Moody’s assigns B1 (hyb) to SBI’s Additional Tier 1 bonds

Moody's on Wednesday assigned a B1 (hyb) rating to State Bank of India's (SBI) dollar-denominated non-cumulative, non-convertible perpetual capital securities.

By: | Mumbai | Published: September 14, 2016 1:08 PM
The securities are issued under SBI's  billion Medium Term Note (MTN) program, via the bank's Dubai International Financial Centre Branch. (Reuters) The securities are issued under SBI’s billion Medium Term Note (MTN) program, via the bank’s Dubai International Financial Centre Branch. (Reuters)
Moody’s on Wednesday assigned a B1 (hyb) rating to State Bank of India’s (SBI) dollar-denominated non-cumulative, non-convertible perpetual capital securities.
The securities are issued under SBI’s $10 billion Medium Term Note (MTN) program, via the bank’s Dubai International Financial Centre Branch. The terms and conditions of the capital securities incorporate Basel III-compliant non-viability language in accordance with Reserve Bank of India (RBI) guidelines, and will qualify as regulatory Additional Tier 1 (AT1) capital securities.
Last week Bloomberg had reported that SBI has picked banks to work on a bond offering that could raise about $1 billion, in India’s first sale of US dollar additional Tier 1 bonds since the country implemented Basel III rules, citing people with knowledge of the matter.

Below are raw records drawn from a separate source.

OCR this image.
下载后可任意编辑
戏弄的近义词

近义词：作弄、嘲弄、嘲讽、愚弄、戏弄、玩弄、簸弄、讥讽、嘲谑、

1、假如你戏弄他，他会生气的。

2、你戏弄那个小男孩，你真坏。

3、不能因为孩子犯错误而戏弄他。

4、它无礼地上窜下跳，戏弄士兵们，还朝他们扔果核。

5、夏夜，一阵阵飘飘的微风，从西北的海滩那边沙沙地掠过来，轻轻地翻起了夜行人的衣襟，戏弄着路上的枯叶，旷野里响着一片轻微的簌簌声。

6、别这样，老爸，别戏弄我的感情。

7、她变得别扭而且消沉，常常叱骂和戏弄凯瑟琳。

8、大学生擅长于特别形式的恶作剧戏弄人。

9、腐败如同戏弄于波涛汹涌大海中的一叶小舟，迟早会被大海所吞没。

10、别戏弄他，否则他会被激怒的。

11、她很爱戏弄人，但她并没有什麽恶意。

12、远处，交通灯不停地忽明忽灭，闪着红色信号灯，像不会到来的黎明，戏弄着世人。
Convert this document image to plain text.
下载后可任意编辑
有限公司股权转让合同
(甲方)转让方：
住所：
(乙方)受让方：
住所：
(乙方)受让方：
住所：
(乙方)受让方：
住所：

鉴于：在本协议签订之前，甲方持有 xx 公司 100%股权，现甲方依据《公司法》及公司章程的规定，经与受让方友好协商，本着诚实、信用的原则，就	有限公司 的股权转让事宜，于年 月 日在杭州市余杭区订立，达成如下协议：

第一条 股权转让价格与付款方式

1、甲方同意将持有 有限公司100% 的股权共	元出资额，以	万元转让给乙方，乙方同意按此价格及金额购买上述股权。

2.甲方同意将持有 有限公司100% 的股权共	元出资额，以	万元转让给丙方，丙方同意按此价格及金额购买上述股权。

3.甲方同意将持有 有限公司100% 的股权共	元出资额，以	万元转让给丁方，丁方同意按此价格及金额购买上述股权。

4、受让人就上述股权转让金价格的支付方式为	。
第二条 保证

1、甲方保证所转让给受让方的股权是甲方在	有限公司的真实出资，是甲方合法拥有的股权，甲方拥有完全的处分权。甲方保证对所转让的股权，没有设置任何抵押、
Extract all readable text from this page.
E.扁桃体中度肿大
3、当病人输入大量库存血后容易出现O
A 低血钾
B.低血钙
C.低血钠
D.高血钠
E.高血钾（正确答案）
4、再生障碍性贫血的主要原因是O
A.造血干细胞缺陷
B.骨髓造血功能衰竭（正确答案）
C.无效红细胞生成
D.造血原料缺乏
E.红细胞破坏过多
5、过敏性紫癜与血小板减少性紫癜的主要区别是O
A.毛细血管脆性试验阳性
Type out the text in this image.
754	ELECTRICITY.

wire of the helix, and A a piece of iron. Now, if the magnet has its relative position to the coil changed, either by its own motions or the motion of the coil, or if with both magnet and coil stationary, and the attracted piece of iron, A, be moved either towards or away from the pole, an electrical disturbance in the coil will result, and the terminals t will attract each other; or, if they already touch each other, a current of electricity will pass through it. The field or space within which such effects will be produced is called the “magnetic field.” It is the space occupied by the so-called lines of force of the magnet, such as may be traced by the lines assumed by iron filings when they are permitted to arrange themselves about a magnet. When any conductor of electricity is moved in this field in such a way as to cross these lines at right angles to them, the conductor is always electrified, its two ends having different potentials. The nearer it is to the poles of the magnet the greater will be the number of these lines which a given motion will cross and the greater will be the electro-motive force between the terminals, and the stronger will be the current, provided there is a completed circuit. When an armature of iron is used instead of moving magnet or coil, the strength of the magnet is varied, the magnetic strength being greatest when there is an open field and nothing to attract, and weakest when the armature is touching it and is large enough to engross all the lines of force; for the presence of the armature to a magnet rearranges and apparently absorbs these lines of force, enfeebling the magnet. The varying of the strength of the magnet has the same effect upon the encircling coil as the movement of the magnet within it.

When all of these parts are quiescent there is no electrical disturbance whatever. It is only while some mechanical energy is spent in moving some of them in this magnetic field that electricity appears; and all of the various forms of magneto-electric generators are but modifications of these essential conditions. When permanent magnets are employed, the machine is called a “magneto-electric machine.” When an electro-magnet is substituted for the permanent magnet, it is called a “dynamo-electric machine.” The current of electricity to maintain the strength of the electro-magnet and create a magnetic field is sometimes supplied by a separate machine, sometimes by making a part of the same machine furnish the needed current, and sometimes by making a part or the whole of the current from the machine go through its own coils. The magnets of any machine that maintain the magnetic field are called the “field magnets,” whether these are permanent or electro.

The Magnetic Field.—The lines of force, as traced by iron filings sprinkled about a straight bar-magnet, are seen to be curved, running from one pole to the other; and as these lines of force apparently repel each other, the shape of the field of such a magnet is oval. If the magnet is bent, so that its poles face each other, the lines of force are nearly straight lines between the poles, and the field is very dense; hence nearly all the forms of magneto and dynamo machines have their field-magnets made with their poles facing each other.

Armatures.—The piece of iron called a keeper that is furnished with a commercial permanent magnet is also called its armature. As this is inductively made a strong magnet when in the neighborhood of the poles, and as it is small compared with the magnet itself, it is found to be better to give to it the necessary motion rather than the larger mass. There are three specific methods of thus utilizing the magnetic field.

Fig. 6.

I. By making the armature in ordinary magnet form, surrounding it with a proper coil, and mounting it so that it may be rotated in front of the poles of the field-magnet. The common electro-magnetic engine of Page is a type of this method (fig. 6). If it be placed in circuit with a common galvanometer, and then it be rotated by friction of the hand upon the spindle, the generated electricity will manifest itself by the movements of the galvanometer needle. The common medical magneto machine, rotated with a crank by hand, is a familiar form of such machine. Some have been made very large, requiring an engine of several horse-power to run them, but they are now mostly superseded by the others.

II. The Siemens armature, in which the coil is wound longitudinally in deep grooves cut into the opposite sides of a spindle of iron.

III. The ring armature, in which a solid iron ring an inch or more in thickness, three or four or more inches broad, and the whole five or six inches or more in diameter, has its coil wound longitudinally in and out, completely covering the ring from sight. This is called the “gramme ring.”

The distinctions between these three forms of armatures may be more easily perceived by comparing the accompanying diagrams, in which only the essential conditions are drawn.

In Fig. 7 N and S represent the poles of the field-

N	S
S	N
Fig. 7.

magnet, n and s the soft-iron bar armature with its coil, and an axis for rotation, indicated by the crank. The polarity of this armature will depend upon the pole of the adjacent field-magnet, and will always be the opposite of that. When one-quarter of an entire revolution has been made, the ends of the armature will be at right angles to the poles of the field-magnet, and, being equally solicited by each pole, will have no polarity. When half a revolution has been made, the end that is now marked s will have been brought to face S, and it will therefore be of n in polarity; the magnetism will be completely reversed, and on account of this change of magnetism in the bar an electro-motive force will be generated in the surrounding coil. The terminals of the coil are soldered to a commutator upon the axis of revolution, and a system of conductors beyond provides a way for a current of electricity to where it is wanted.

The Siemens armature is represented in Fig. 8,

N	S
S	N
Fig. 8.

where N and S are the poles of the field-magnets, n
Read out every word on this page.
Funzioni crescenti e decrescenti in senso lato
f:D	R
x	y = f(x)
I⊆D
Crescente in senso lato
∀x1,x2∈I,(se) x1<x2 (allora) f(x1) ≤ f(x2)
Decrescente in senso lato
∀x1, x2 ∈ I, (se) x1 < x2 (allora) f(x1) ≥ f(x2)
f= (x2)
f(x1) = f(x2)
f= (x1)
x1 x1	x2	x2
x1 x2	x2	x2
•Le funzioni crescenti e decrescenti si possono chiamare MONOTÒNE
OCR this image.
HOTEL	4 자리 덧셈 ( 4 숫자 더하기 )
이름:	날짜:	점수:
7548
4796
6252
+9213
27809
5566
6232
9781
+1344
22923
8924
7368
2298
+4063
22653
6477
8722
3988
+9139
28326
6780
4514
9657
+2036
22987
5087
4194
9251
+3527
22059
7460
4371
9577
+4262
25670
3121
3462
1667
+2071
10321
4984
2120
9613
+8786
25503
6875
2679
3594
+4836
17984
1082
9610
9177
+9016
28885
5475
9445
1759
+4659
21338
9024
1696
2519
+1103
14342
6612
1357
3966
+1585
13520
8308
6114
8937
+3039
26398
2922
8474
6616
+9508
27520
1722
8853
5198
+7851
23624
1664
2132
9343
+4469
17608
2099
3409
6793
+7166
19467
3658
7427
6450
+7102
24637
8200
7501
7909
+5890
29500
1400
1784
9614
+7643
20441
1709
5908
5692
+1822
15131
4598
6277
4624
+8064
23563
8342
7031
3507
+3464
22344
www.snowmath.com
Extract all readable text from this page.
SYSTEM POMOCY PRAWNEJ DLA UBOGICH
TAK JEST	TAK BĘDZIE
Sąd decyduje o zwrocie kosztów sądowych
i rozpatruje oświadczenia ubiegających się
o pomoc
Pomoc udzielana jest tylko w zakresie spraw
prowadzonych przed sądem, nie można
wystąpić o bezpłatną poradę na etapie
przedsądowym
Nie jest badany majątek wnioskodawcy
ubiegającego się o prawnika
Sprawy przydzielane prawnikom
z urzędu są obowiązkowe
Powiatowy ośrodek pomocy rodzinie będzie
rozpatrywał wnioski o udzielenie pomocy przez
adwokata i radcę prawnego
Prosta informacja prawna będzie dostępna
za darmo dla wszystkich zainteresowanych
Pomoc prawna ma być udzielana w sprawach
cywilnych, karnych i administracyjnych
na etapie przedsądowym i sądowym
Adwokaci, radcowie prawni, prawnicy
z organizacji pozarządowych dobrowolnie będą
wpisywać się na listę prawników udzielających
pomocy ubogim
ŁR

India’s largest lender has chosen chosen firms including Bank of America, Citigroup and JPMorgan Chase & Co for the offering of loss-absorbing capital instruments. HSBC Holdings, National Bank of Abu Dhabi PJSC, SBI Capital Markets and Standard Chartered were also working on the sale, it said.
“The rating is positioned three notches below the bank’s adjusted baseline credit assessment (BCA) of ba1, in accordance with Moody’s standard notching guidance for contractual non-viability preferred securities with an optional, non-cumulative distribution-skip mechanism,” it said in a statement.
Under the terms and conditions, the principal and any accrued but unpaid distributions on these capital securities would be written down, partially or in full, when SBI’s group or solo common equity tier 1 (CET1) ratio is at or below the 5.5% prior toMarch 31, 2019, and 6.125% from and including March 31, 2019. “In such a scenario, the write-off may be temporary and the amount written-off could be reinstated subject to RBI’s conditions,” Moody’s said.
Loss absorption, it said, will also be triggered in the event that the RBI notifies the bank that without such write-off, the bank would become non-viable, or if the RBI decides to make a public sector capital injection without which the bank would become nonviable. “Additionally, such loss absorption will be triggered if RBI or any other relevant authority decides to reconstitute or amalgamate the bank with another bank. In such scenarios, the write-down will be permanent,” Moody’s added.